Die in der ARD verbundenen Landesrundfunkanstalten und das ZDF hatten mit den drei Kabelnetzbetreibern N1 Köln GmbH, A Vertrieb und Service GmbH und A1 GmbH (sog. Regionalgesellschaften) Ende 2007 Einspeisungsverträge geschlossen, mit denen sich u.a. die Beklagte verpflichtete, den Netzbetreibern Transportentgelte für die Nutzung der Ebenen 2 und 3 des Kabelnetzes zu zahlen. Die vorgenannten Netzbetreiber betreiben sowohl das Netz der Ebenen 2 und 3 als auch teilweise Netze der Ebene 4. Sie versorgen ca. 80% der Kabelkunden in Deutschland.

Neben der Klägerin und den Regionalgesellschaften existieren jedenfalls noch mehr als hundert weitere Kabelnetzbetreiber, von denen keiner Einspeiseentgelte von den öffentlichrechtlichen Rundfunkanstalten erhält.

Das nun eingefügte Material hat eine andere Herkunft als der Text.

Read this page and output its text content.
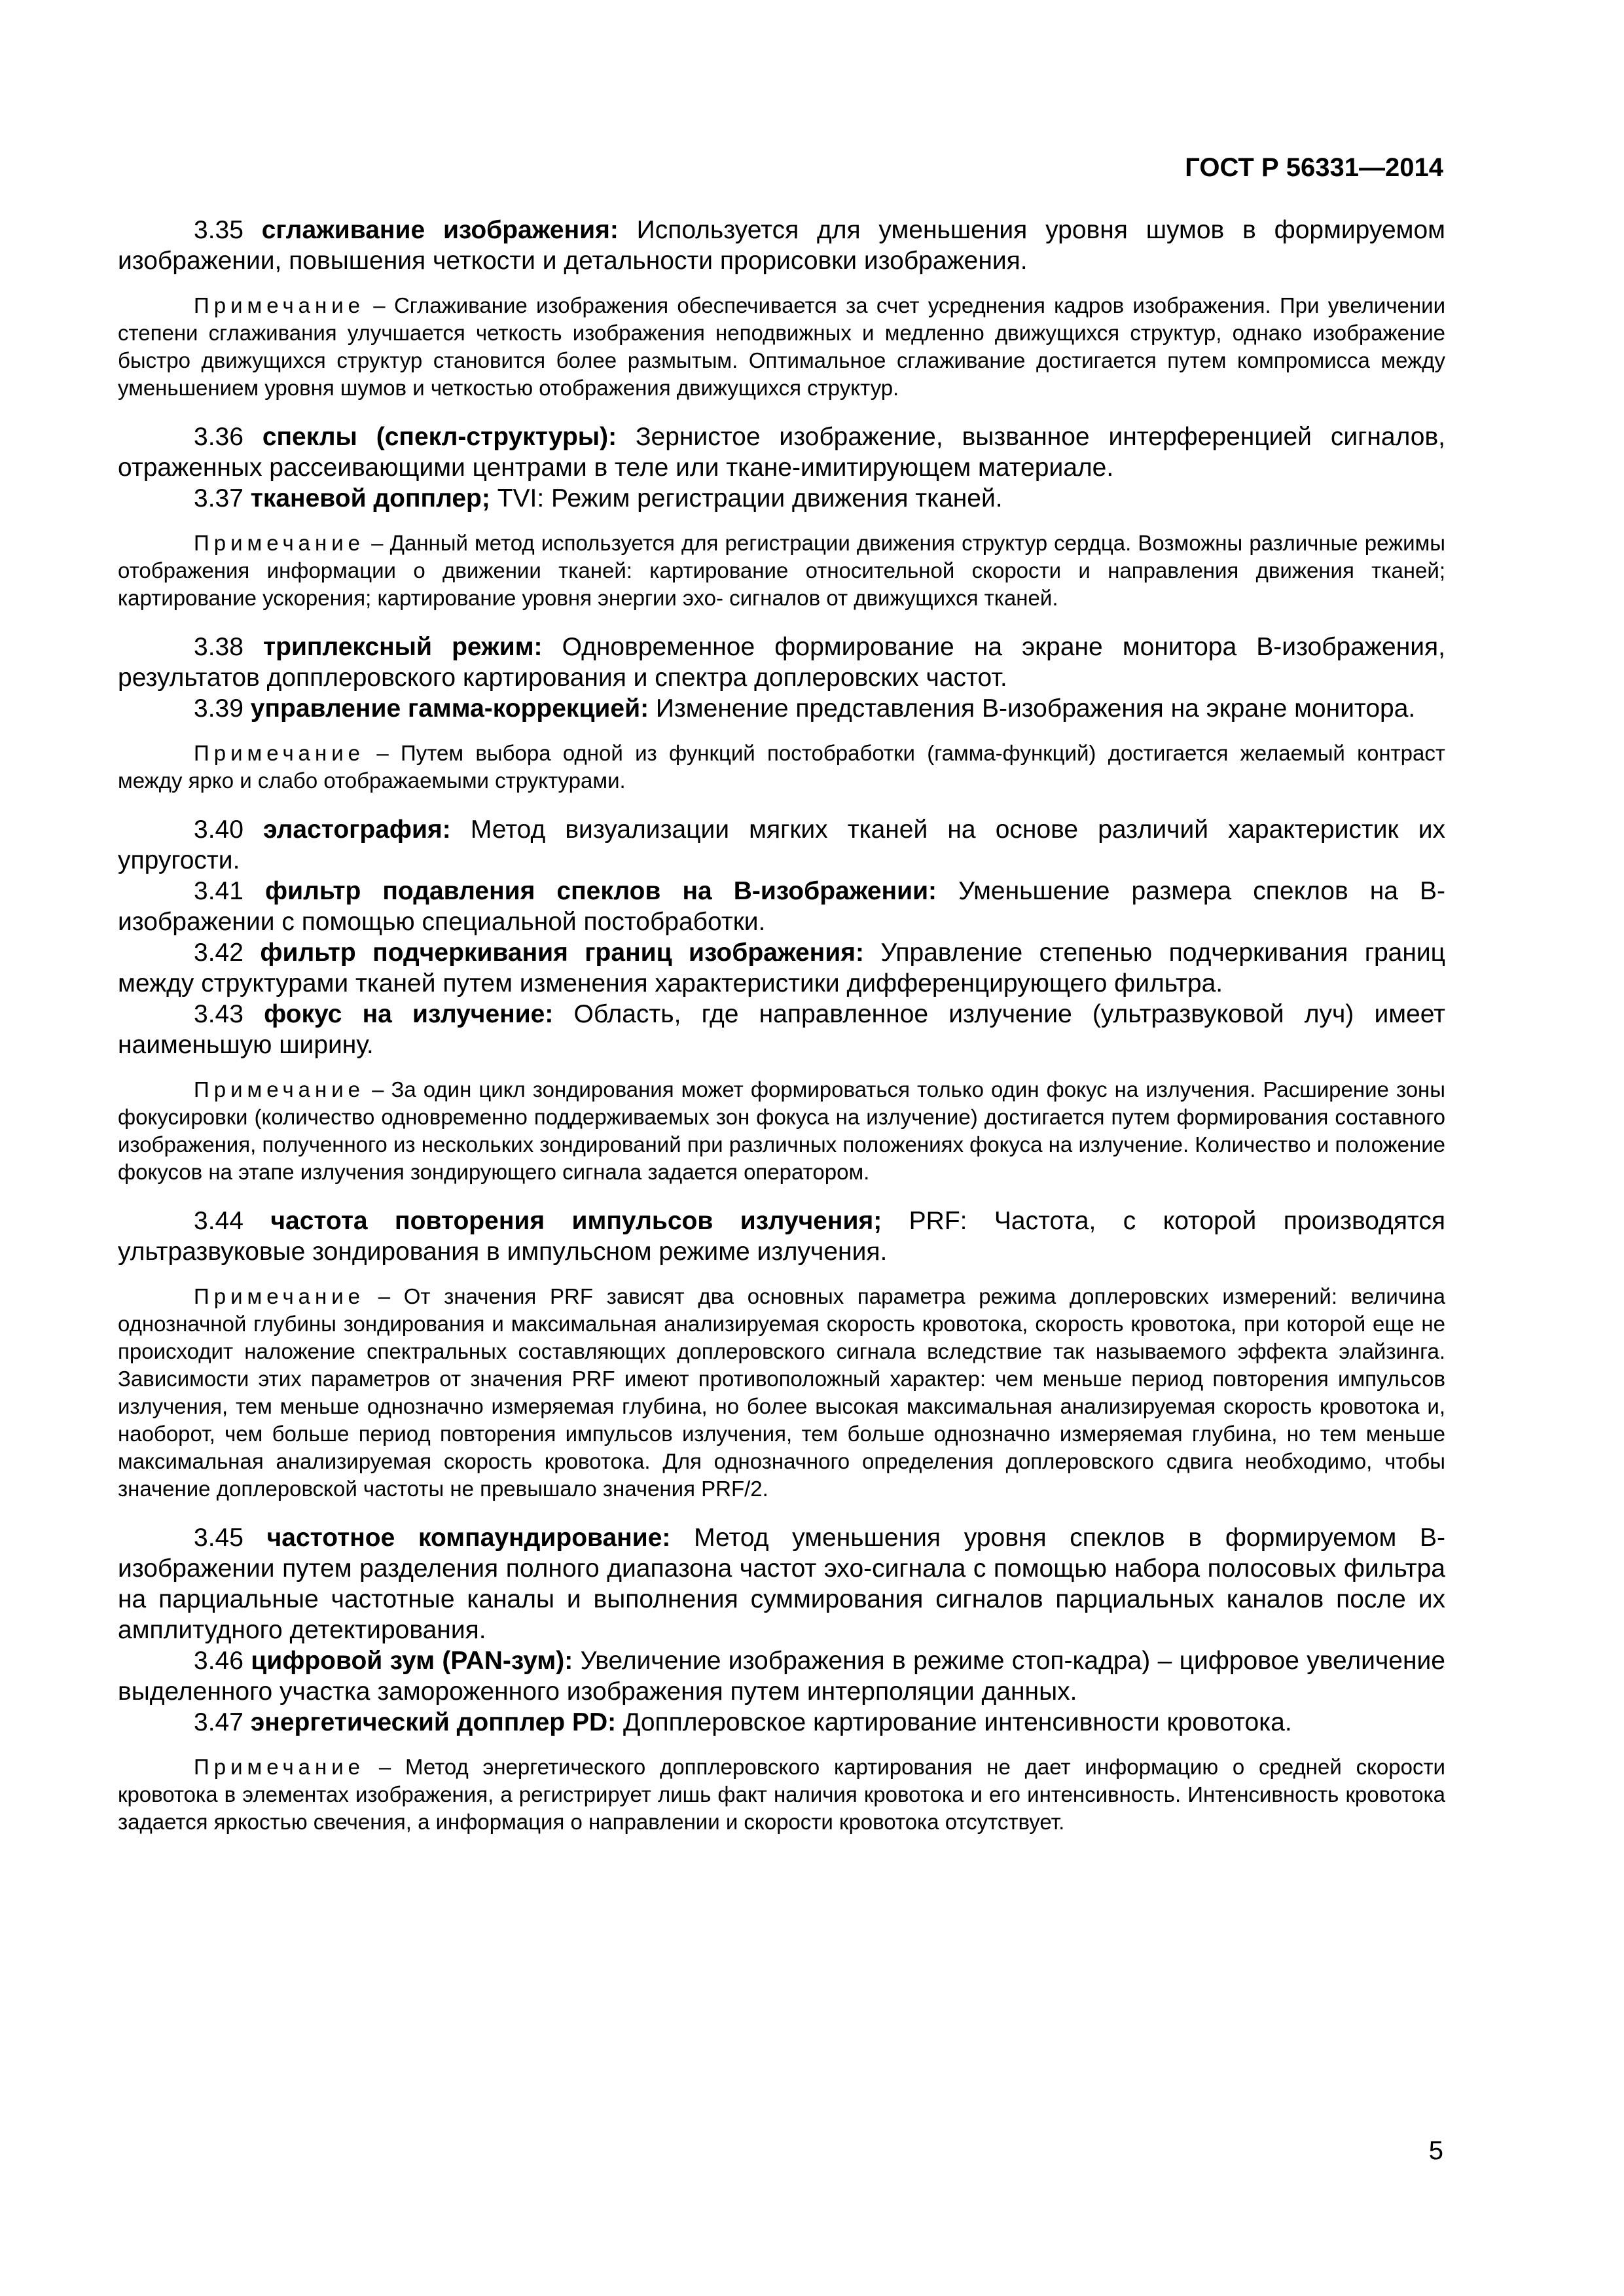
ГОСТ Р 56331—2014

3.35 сглаживание изображения: Используется для уменьшения уровня шумов в формируемом изображении, повышения четкости и детальности прорисовки изображения.

Примечание – Сглаживание изображения обеспечивается за счет усреднения кадров изображения. При увеличении степени сглаживания улучшается четкость изображения неподвижных и медленно движущихся структур, однако изображение быстро движущихся структур становится более размытым. Оптимальное сглаживание достигается путем компромисса между уменьшением уровня шумов и четкостью отображения движущихся структур.

3.36 спеклы (спекл-структуры): Зернистое изображение, вызванное интерференцией сигналов, отраженных рассеивающими центрами в теле или ткане-имитирующем материале.

3.37 тканевой допплер; TVI: Режим регистрации движения тканей.

Примечание – Данный метод используется для регистрации движения структур сердца. Возможны различные режимы отображения информации о движении тканей: картирование относительной скорости и направления движения тканей; картирование ускорения; картирование уровня энергии эхо- сигналов от движущихся тканей.

3.38 триплексный режим: Одновременное формирование на экране монитора В-изображения, результатов допплеровского картирования и спектра доплеровских частот.

3.39 управление гамма-коррекцией: Изменение представления В-изображения на экране монитора.

Примечание – Путем выбора одной из функций постобработки (гамма-функций) достигается желаемый контраст между ярко и слабо отображаемыми структурами.

3.40 эластография: Метод визуализации мягких тканей на основе различий характеристик их упругости.

3.41 фильтр подавления спеклов на В-изображении: Уменьшение размера спеклов на В-изображении с помощью специальной постобработки.

3.42 фильтр подчеркивания границ изображения: Управление степенью подчеркивания границ между структурами тканей путем изменения характеристики дифференцирующего фильтра.

3.43 фокус на излучение: Область, где направленное излучение (ультразвуковой луч) имеет наименьшую ширину.

Примечание – За один цикл зондирования может формироваться только один фокус на излучения. Расширение зоны фокусировки (количество одновременно поддерживаемых зон фокуса на излучение) достигается путем формирования составного изображения, полученного из нескольких зондирований при различных положениях фокуса на излучение. Количество и положение фокусов на этапе излучения зондирующего сигнала задается оператором.

3.44 частота повторения импульсов излучения; PRF: Частота, с которой производятся ультразвуковые зондирования в импульсном режиме излучения.

Примечание – От значения PRF зависят два основных параметра режима доплеровских измерений: величина однозначной глубины зондирования и максимальная анализируемая скорость кровотока, скорость кровотока, при которой еще не происходит наложение спектральных составляющих доплеровского сигнала вследствие так называемого эффекта элайзинга. Зависимости этих параметров от значения PRF имеют противоположный характер: чем меньше период повторения импульсов излучения, тем меньше однозначно измеряемая глубина, но более высокая максимальная анализируемая скорость кровотока и, наоборот, чем больше период повторения импульсов излучения, тем больше однозначно измеряемая глубина, но тем меньше максимальная анализируемая скорость кровотока. Для однозначного определения доплеровского сдвига необходимо, чтобы значение доплеровской частоты не превышало значения PRF/2.

3.45 частотное компаундирование: Метод уменьшения уровня спеклов в формируемом В-изображении путем разделения полного диапазона частот эхо-сигнала с помощью набора полосовых фильтра на парциальные частотные каналы и выполнения суммирования сигналов парциальных каналов после их амплитудного детектирования.

3.46 цифровой зум (PAN-зум): Увеличение изображения в режиме стоп-кадра) – цифровое увеличение выделенного участка замороженного изображения путем интерполяции данных.

3.47 энергетический допплер PD: Допплеровское картирование интенсивности кровотока.

Примечание – Метод энергетического допплеровского картирования не дает информацию о средней скорости кровотока в элементах изображения, а регистрирует лишь факт наличия кровотока и его интенсивность. Интенсивность кровотока задается яркостью свечения, а информация о направлении и скорости кровотока отсутствует.

5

Diese sog. Einspeisevergütung hatte ihre historische Begründung darin, dass das vorgenannte Netz ursprünglich von der Deutschen Bundespost betrieben worden war und die Einspeisevergütung als Beitrag zum Netzausbau der Ebenen 2 und 3 gedacht war. Die Deutsche Bundespost hatte in den 1970er Jahren mit dem Ausbau des Breitbandkabelnetzes begonnen. Ebene 4 hingegen wurde von Anfang an nicht von der Deutschen Bundespost flächendeckend errichtet, weil der Staat insoweit die privatwirtschaftliche Anschlussbereitstellung ermöglicht hatte. Ebene 4 wurde daher von Anfang an von privaten Netzbetreibern bereitgestellt und über Kabelgebühren, die von den Empfängerhaushalten entrichtet wurden, finanziert ("Vermarktungsmodell"). Ursprünglich mussten sich die Bereitsteller von Ebene 2 und 3 daher über Transportentgelte finanzieren, da sie keine Anschlüsse an Endkunden bereitstellten ("Transportmodell"). Diese strikte Trennung wurde im Laufe der Zeit allerdings immer mehr aufgeweicht. Inzwischen verdienen die Regionalgesellschaften sowohl über Einspeiseentgelte als auch Anschlussgebühren, da sie auch auf Ebene 4 tätig sind.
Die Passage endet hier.